Coronavirus has also affected policy
across the water in Turkey. “Turkey has unfortunately refused the return of a
large number of people citing coronavirus as an excuse,” Mitarakis told
parliament on March 23. “We are pursuing these returns bilaterally with their
home countries.”
“Connecting the two crises was
something all of us who work with refugees were very worried about. We know
that coronavirus did not start off in camps,” says Nadina Christopoulou,
co-founder of the Melissa network, an aid group that has offered solace to
refugees during the nationwide coronavirus lockdown, which was gradually rolled
out beginning on March 10.
Melissa put its tutorials online
perhaps faster than anyone else including Greek, English, art and photography,
psychological support and parenting support.
The result was that refugees who have
moved on to Germany, Sweden and the Netherlands suddenly asked to re-enrol in
courses they had done at Melissa years before, because they missed the sense of
community.
“Being treated as individuals, with
love and respect, is what they miss,” Christopoulou says.
Coronavirus is also raising problems
for refugees beyond public policy, as unscrupulous landlords have sought to up
their rents.
“On many nights we’ve received calls
from women on Victoria Square saying their landlords have doubled their rent,”
says Christopoulou. “People can’t go and look at new apartments to rent.
Landlords know this and they’re blackmailing refugees.”
Greece’s migration policy under the New
Democracy government began to harden in 2019. A November law made appealing
first instance denials for asylum impossible without a lawyer.
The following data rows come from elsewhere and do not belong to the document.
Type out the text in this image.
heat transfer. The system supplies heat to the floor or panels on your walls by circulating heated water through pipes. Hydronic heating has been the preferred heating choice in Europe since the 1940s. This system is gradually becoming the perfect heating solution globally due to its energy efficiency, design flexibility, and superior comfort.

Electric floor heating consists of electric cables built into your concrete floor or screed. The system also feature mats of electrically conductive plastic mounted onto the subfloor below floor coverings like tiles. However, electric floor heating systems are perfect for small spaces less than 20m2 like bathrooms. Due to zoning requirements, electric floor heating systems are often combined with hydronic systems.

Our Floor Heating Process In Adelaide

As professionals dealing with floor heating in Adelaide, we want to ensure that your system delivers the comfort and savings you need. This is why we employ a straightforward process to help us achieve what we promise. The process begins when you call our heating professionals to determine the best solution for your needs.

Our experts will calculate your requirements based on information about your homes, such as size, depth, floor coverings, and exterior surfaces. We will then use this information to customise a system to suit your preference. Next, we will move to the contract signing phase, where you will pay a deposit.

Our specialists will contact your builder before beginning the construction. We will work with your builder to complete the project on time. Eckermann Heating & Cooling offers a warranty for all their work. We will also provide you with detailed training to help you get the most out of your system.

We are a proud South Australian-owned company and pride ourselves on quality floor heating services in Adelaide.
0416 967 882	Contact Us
Last January
Greece began to fast-track new applications. The migration ministry says it has
speeded up processing times threefold to two months. The goal is to roughly
match deportations of rejected applicants to new arrivals and prevent another
pileup of applicants on the islands.
“The rules have changed,” Mitarakis
said on January 31. “We are not open to people without a refugee profile” - a
phrase that remains undefined but is generally taken to mean nationalities not
ravaged by war.
Koumoutsakos warned that the softening
of attitudes in April may be temporary, especially if Turkey resumes its open
borders policy after the coronavirus crisis passes. “The situation at the
borders is normalised again and the crisis seems to have spun out, but we’re
not being complacent. We retain our vigilance.”
Factbox:
Greece has implemented emergency measures at
refugee camps during the coronavirus crisis. Island camps, which are open, are
being ringfenced. Staff have been reduced to skeleton crews. The asylum service
has stopped conducting interviews. Quarantine tents have been set up outside
the camps, and are to be supplemented by EU-funded field hospitals.